Exploring Automated Distractor Generation for Math Multiple-choice Questions via Large Language Models
Wanyong Feng, Jaewook Lee, Hunter McNichols, Alexander Scarlatos, Digory Smith, Simon Woodhead, Nancy Otero Ornelas, Andrew Lan
TL;DR
The paper tackles automated distractor generation for math MCQs using large language models, comparing in-context learning with kNN exemplars, chain-of-thought prompting, fine-tuning, rule-based baselines, and sampling-based methods on a real-world dataset. It finds that in-context learning with kNN yields the strongest alignment with human-authored distractors, while CoT and fine-tuning offer improvements over baselines but still lag behind kNN. Human evaluation shows LLM-generated distractors are mathematically valid but less effective at capturing common student misconceptions, highlighting a gap between mathematical correctness and pedagogical realism.
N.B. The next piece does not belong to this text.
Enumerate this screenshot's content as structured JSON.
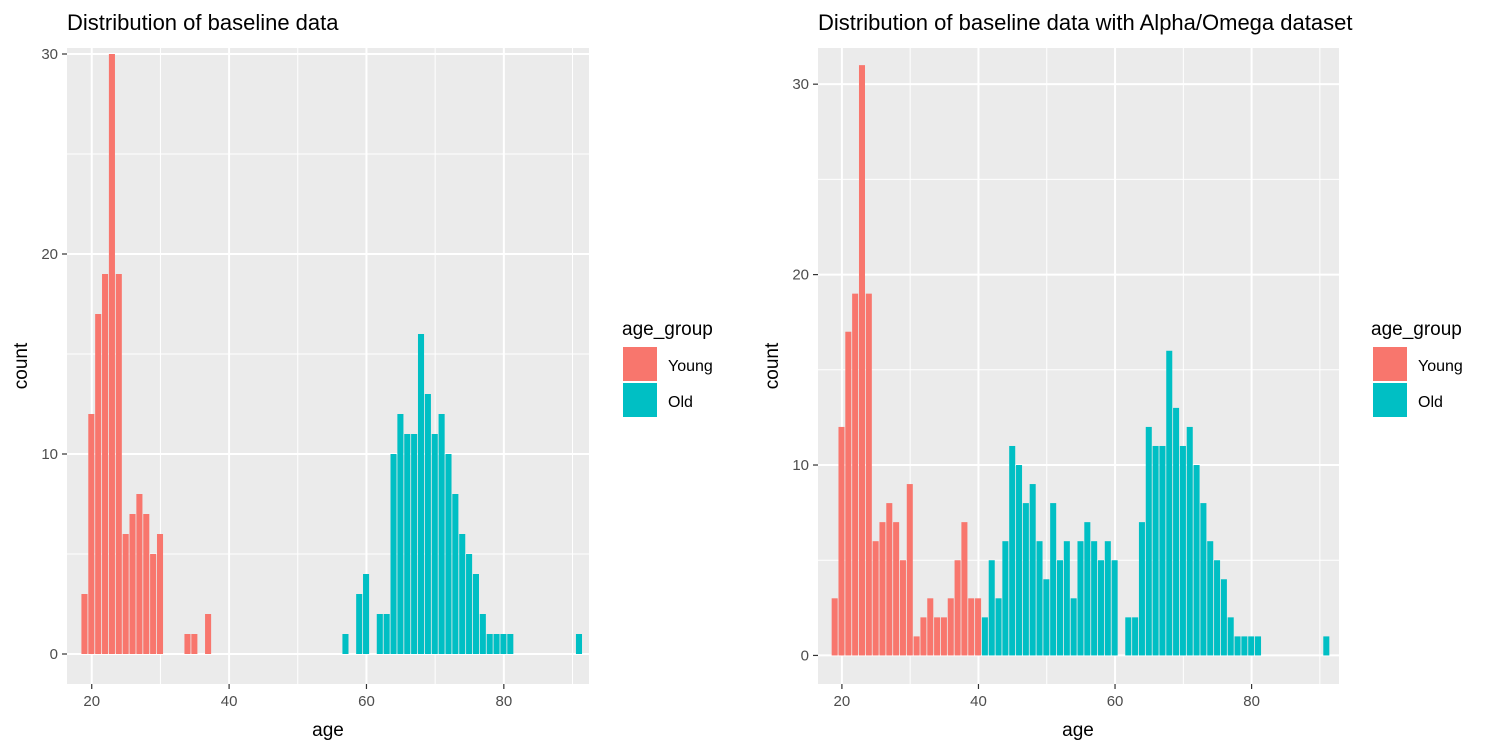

The study suggests distribution-based evaluation and error-focused in-context cues as promising directions to better align generated distractors with real student errors, with implications for scalable, teacher-assisted MCQ authoring and assessment design.
Abstract
Multiple-choice questions (MCQs) are ubiquitous in almost all levels of education since they are easy to administer, grade, and are a reliable format in assessments and practices. One of the most important aspects of MCQs is the distractors, i.e., incorrect options that are designed to target common errors or misconceptions among real students. To date, the task of crafting high-quality distractors largely remains a labor and time-intensive process for teachers and learning content designers, which has limited scalability. In this work, we study the task of automated distractor generation in the domain of math MCQs and explore a wide variety of large language model (LLM)-based approaches, from in-context learning to fine-tuning. We conduct extensive experiments using a real-world math MCQ dataset and find that although LLMs can generate some mathematically valid distractors, they are less adept at anticipating common errors or misconceptions among real students.